As mentioned by Castro and colleagues, congenital malaria is possible in babies born to mothers who were infected by malaria parasites during pregnancy. Congenital malaria can present with fever and sepsis-like symptoms during the first week of life or later.3 It behooves physicians caring for sick newborns to consider the possibility of congenital malaria when the mother had spent part of the pregnancy in a malaria-endemic area.3
REFERENCES
- Saito M, McGready R, Tinto H, et al. Pregnancy outcomes after first-trimester treatment with artemisinin derivatives versus non-artemisinin antimalarials: A systematic review and individual patient data meta-analysis. Lancet 2023;401:118-130.

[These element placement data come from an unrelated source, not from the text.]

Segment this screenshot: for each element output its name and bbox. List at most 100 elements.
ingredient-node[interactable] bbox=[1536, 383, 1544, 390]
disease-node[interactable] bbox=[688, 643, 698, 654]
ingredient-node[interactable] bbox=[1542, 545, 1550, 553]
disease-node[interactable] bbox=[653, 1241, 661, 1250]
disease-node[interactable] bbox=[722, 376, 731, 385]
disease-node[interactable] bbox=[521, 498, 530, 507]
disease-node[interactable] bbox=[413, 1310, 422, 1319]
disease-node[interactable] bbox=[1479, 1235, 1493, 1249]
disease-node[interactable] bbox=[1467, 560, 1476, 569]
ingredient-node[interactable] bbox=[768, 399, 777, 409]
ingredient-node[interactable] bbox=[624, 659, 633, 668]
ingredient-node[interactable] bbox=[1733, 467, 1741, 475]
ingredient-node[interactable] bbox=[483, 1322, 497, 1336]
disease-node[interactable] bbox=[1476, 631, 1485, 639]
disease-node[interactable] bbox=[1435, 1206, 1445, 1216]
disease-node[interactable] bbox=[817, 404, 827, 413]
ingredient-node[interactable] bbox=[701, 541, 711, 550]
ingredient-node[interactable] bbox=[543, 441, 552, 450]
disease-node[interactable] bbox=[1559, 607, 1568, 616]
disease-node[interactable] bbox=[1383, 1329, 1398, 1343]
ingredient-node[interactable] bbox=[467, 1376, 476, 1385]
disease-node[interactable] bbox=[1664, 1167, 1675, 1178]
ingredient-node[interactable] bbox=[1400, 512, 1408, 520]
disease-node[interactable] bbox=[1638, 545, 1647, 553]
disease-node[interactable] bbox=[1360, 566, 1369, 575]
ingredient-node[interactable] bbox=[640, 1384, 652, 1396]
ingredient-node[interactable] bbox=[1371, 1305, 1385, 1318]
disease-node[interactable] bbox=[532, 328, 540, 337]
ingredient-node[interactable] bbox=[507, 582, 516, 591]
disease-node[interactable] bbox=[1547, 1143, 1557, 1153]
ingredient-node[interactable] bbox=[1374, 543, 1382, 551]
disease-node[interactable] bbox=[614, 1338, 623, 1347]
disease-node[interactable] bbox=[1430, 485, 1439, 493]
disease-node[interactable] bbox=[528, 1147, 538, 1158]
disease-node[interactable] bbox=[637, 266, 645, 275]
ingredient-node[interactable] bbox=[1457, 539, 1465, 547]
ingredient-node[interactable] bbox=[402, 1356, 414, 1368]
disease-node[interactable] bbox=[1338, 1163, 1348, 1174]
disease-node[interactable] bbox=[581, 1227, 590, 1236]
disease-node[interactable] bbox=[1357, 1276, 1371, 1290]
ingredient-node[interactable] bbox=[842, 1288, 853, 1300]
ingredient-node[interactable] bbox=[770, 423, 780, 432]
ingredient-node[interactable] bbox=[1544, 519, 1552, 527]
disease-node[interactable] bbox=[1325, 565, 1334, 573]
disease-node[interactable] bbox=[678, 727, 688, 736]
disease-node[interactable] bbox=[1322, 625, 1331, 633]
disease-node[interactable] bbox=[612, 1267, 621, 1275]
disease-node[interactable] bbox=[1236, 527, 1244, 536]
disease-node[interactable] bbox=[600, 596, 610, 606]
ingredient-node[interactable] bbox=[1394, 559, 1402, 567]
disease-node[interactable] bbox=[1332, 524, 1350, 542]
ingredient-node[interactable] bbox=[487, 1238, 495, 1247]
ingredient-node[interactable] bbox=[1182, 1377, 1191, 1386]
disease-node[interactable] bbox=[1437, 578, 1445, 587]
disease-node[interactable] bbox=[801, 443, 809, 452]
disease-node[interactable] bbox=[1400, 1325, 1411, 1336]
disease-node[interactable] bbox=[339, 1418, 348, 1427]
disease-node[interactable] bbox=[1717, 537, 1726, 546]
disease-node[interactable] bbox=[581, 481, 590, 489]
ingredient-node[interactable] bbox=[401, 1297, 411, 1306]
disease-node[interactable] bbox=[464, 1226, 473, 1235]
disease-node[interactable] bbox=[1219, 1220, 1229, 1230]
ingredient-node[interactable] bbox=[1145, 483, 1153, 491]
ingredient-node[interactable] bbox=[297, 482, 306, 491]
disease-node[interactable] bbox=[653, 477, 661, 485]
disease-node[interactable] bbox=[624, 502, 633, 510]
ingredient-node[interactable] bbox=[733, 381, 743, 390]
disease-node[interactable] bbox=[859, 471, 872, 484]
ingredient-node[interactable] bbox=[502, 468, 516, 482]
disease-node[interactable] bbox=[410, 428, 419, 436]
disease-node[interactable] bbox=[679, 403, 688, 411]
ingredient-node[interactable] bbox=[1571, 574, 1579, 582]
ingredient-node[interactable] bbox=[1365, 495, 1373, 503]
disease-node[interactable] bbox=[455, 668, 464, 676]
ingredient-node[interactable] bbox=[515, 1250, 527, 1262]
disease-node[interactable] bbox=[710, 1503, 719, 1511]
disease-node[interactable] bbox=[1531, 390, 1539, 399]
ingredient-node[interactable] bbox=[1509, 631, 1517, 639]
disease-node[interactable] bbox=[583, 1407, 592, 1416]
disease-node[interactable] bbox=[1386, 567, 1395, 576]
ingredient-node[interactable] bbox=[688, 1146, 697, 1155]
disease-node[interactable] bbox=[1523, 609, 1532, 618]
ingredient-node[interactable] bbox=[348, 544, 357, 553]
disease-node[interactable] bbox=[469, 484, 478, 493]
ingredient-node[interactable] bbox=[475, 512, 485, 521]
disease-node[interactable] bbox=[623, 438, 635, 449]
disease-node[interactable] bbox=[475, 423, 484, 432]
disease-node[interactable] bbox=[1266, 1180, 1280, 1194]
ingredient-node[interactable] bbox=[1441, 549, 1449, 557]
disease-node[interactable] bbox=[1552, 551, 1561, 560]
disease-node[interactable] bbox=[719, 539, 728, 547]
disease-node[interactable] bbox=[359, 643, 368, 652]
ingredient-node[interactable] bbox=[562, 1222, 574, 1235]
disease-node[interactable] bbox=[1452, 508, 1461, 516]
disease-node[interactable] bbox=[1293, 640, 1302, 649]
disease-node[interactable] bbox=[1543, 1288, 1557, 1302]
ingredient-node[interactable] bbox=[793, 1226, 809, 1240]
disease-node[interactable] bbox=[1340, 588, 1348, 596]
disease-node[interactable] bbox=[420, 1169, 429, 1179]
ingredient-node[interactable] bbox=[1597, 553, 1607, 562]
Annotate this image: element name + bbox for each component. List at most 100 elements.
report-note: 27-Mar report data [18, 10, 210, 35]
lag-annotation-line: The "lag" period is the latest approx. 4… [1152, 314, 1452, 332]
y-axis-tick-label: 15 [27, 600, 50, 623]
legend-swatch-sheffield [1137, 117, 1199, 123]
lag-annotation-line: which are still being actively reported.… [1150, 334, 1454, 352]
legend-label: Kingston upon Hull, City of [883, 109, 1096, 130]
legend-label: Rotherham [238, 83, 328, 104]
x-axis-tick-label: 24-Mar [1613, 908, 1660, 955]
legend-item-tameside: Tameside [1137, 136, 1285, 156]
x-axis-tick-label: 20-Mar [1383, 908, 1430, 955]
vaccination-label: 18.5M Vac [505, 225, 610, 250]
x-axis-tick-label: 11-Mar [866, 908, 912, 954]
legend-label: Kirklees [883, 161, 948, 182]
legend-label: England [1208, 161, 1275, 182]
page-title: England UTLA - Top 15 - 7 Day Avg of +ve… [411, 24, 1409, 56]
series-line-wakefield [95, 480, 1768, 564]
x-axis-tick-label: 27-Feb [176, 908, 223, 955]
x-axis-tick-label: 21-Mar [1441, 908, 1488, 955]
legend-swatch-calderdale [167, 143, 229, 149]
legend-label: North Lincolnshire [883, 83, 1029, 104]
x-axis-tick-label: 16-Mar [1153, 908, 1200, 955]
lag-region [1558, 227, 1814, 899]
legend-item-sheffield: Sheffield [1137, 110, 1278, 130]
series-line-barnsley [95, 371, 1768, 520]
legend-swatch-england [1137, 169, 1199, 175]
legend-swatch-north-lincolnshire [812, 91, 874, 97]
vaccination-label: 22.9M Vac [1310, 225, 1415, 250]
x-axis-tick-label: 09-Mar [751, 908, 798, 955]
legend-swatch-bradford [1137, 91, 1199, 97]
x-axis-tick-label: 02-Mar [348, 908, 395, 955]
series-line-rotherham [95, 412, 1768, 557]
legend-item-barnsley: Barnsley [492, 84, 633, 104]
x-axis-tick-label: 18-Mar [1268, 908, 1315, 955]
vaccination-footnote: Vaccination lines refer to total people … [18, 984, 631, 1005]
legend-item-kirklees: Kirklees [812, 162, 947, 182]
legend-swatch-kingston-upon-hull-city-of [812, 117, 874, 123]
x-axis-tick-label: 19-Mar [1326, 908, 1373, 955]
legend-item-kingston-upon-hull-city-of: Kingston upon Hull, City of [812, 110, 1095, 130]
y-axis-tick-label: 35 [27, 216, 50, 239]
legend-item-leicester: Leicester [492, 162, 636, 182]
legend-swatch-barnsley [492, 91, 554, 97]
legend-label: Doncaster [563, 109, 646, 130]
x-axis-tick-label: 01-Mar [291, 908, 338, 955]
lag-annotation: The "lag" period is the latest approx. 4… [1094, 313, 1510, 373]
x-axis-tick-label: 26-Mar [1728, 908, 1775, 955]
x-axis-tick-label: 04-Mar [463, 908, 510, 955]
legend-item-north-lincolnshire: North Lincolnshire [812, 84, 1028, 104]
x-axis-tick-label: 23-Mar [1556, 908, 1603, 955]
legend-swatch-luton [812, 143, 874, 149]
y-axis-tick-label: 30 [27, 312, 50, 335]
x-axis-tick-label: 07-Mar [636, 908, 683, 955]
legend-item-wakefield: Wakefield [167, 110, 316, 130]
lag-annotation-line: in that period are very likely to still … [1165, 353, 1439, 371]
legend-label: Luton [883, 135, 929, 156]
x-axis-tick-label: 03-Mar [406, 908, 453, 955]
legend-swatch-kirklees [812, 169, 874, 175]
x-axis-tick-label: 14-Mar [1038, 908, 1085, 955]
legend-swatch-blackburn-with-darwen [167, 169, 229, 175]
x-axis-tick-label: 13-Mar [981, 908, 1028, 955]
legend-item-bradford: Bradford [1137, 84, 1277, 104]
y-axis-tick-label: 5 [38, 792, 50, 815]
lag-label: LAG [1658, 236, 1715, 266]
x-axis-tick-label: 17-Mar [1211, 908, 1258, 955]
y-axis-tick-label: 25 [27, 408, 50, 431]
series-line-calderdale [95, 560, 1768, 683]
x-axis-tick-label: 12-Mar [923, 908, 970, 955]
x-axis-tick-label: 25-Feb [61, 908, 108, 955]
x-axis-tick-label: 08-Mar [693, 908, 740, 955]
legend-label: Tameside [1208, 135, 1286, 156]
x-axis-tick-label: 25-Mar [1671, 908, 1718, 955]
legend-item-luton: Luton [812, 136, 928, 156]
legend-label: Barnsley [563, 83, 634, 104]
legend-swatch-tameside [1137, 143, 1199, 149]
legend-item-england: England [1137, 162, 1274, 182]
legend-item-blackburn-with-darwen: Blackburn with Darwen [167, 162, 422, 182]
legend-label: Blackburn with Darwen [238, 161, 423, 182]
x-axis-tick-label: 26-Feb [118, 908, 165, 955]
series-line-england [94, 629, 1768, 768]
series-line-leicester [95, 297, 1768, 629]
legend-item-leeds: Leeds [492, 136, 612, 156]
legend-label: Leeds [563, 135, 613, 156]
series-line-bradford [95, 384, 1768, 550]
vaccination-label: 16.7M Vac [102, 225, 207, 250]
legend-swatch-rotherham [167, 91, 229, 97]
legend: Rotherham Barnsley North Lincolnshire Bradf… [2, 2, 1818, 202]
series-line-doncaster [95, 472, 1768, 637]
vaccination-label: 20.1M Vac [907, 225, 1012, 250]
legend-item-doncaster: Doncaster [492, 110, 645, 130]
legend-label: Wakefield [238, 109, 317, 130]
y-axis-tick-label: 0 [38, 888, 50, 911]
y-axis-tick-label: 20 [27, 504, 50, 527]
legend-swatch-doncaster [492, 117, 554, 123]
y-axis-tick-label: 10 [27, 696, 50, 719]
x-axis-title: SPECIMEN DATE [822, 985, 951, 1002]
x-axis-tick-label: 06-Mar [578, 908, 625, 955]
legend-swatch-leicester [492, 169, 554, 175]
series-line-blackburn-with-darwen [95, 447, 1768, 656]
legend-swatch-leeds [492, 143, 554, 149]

- Muthoka EN, Usmael K, Embaye SM, et al. Safety and tolerability of repeated doses of dihydroartemisinin-piperaquine for intermittent preventive treatment of malaria in pregnancy: A systematic review and an aggregated data meta-analysis of randomized controlled trials. Malar J 2023;22:320.
- Mohan K, Omar BJ, Chacham S. Malaria in newborn: A missed entity for primary care physician. J Family Med Prim Care 2023;12:1511-1515.